Keras Sequential without providing input shape

The document The Sequential model has been updated in 2020/04/12. The section Specifying the input shape in advance clarifies this problem.

When you instantiate a Sequential model without an input shape, it isn't "built": it has no weights (and calling model.weights results in an error stating just this). The weights are created when the model first sees some input data:

import tensorflow as tf
from tensorflow import keras
from tensorflow.keras import layers


model1 = keras.Sequential(
    [
        layers.Dense(2, activation="relu"),
        layers.Dense(3, activation="relu"),
        layers.Dense(4),
    ]
)  # No weights at this stage!

for layer in model1.layers:
    print(layer.weights)  # Empty

# At this point, you can't do this:
# model1.weights

# You also can't do this:
# model1.summary()

# Call the model on a test input
x = tf.ones((1, 4))
y = model1(x)

# Once a model is "built", you can call its summary() method to display its contents:

model1.summary()

You could start your model by passing an Input object to your model, so that it knows its input shape from the start:

import tensorflow as tf
from tensorflow import keras
from tensorflow.keras import layers

model2 = keras.Sequential()
model2.add(keras.Input(shape=(4,)))
model2.add(layers.Dense(2, activation="relu"))
model2.add(layers.Dense(3, activation="relu"))
model2.add(layers.Dense(4))

for layer in model2.layers:
    print(layer.weights)

print(model2.weights)

model2.summary()

A simple alternative is to just pass an input_shape argument to your first layer:

model2.add(layers.Dense(2, activation="relu", input_shape=(4,)))

Models built with a predefined input shape like this always have weights (even before seeing any data) and always have a defined output shape.

At last, the document says:

In general, it's a recommended best practice to always specify the input shape of a Sequential model in advance if you know what it is.

Back to your question:

How does it know what shape to expect?

If no input shape is defined, the model will match the data it first sees.

x = tf.ones((1, 4))
y = model1(x)

model1.summary()

# Output
Model: "sequential"
_________________________________________________________________
Layer (type)                 Output Shape              Param #   
=================================================================
dense_2 (Dense)              (1, 2)                    10        
_________________________________________________________________
dense_3 (Dense)              (1, 3)                    9         
_________________________________________________________________
dense_4 (Dense)              (1, 4)                    16        
=================================================================
Total params: 35
Trainable params: 35
Non-trainable params: 0
_________________________________________________________________
x = tf.ones((3, 5, 10))
y = model1(x)
model1.summary()

# Output:
Model: "sequential"
_________________________________________________________________
Layer (type)                 Output Shape              Param #   
=================================================================
dense_2 (Dense)              (3, 5, 2)                 22        
_________________________________________________________________
dense_3 (Dense)              (3, 5, 3)                 9         
_________________________________________________________________
dense_4 (Dense)              (3, 5, 4)                 16        
=================================================================
Total params: 47
Trainable params: 47
Non-trainable params: 0
_________________________________________________________________

What is the default behavior if I don't provide an input shape?
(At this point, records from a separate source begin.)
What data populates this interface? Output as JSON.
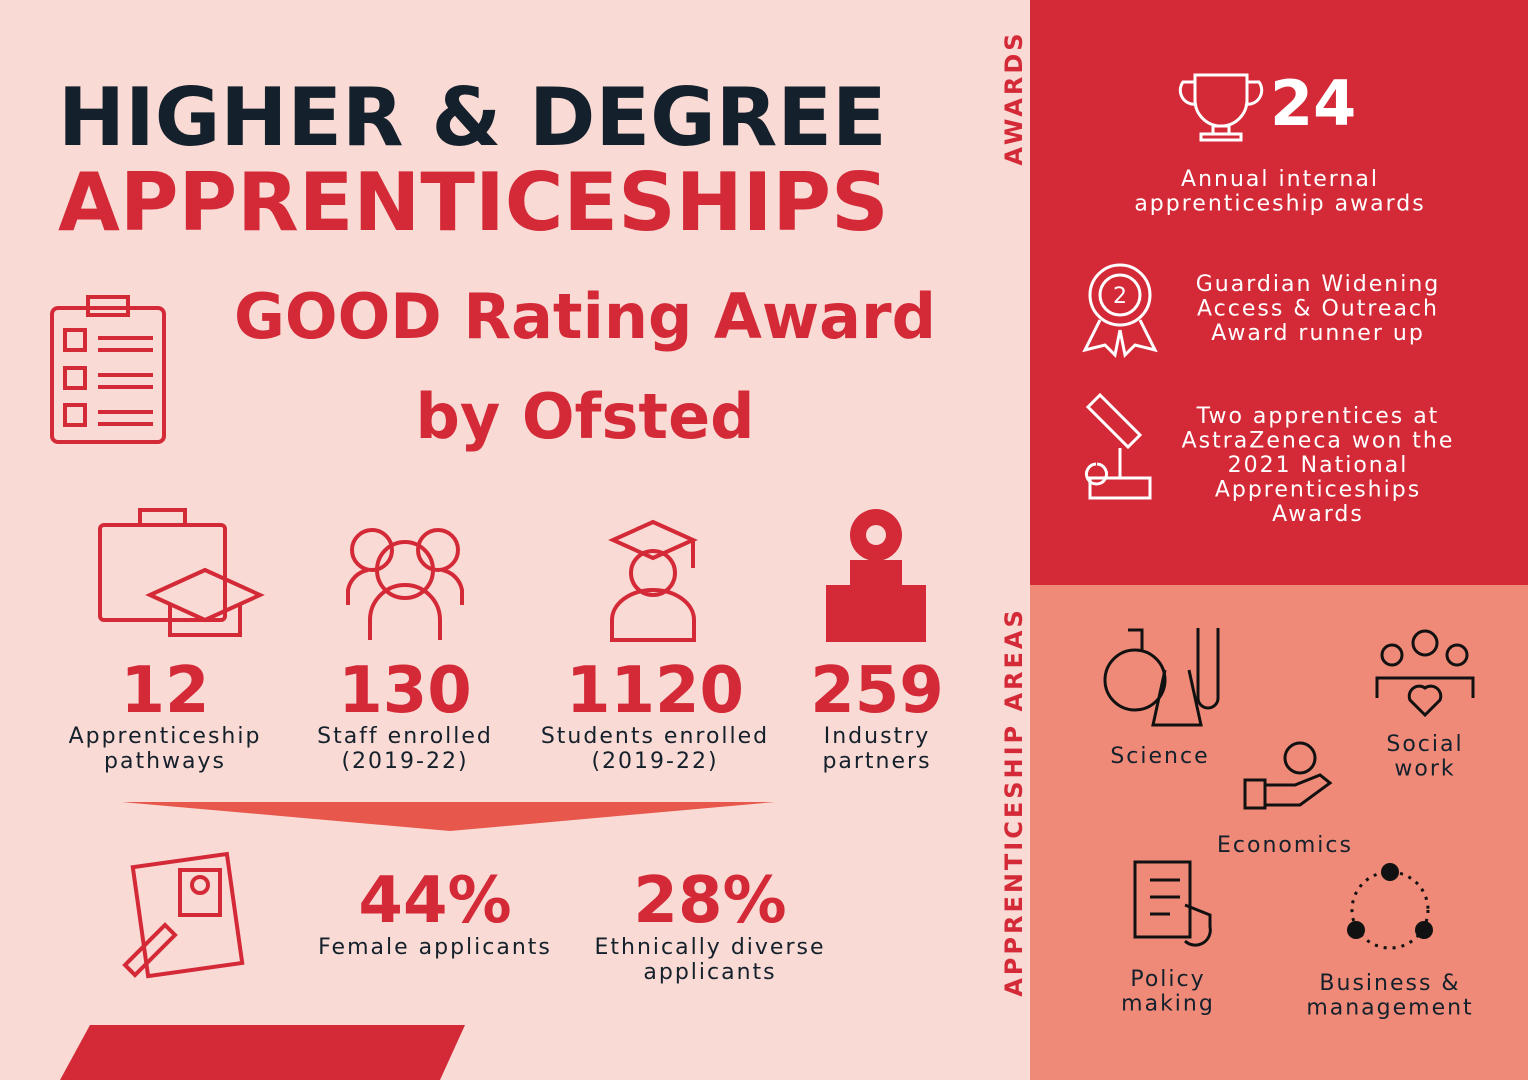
{
  "header": {
    "title_line1": "HIGHER & DEGREE",
    "title_line2": "APPRENTICESHIPS"
  },
  "rating": {
    "line1": "GOOD Rating Award",
    "line2": "by Ofsted"
  },
  "stats": [
    {
      "value": "12",
      "label_lines": [
        "Apprenticeship",
        "pathways"
      ]
    },
    {
      "value": "130",
      "label_lines": [
        "Staff enrolled",
        "(2019-22)"
      ]
    },
    {
      "value": "1120",
      "label_lines": [
        "Students enrolled",
        "(2019-22)"
      ]
    },
    {
      "value": "259",
      "label_lines": [
        "Industry",
        "partners"
      ]
    }
  ],
  "applicants": [
    {
      "value": "44%",
      "label_lines": [
        "Female applicants"
      ]
    },
    {
      "value": "28%",
      "label_lines": [
        "Ethnically diverse",
        "applicants"
      ]
    }
  ],
  "awards": {
    "section_label": "AWARDS",
    "count": "24",
    "items": [
      {
        "lines": [
          "Annual internal",
          "apprenticeship awards"
        ]
      },
      {
        "lines": [
          "Guardian Widening",
          "Access & Outreach",
          "Award runner up"
        ]
      },
      {
        "lines": [
          "Two apprentices at",
          "AstraZeneca won the",
          "2021 National",
          "Apprenticeships",
          "Awards"
        ]
      }
    ]
  },
  "areas": {
    "section_label": "APPRENTICESHIP AREAS",
    "items": [
      {
        "lines": [
          "Science"
        ]
      },
      {
        "lines": [
          "Social",
          "work"
        ]
      },
      {
        "lines": [
          "Economics"
        ]
      },
      {
        "lines": [
          "Policy",
          "making"
        ]
      },
      {
        "lines": [
          "Business &",
          "management"
        ]
      }
    ]
  }
}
How will it affect my model?

If you don't specify the input shape of model in advance, the model has no weights and you can't call model.summary() since it isn't built.


Nice observation - I believe the Keras documentation should be updated. When the input shape is not provided, Keras infers it from the argument x of Model.fit and only then it builds the whole model. Concretely, this is what's happening:

  1. When adding Keras layers in the Sequential model, since the argument input_shape (and, by extension, batch_input_shape) is never set, the attribute Model.inputs remains None (see Sequential.add).
  2. Then, in Model.fit, they check whether Model.inputs has been set (see Model.fit and Model._standardize_user_data) and, when it hasn't, they infer the input shape from the provided input array.
  3. Finally, in Model._set_inputs, they build the whole model with the inferred input_shape (see Model._set_inputs).

This can be verified by printing some weights (e.g. print(model.layers[0].get_weights())) before fitting the model. You will see that, when the argument input_shape or batch_input_shape is not provided to the first layer of the model, the weight's array is empty as the model is yet to be built.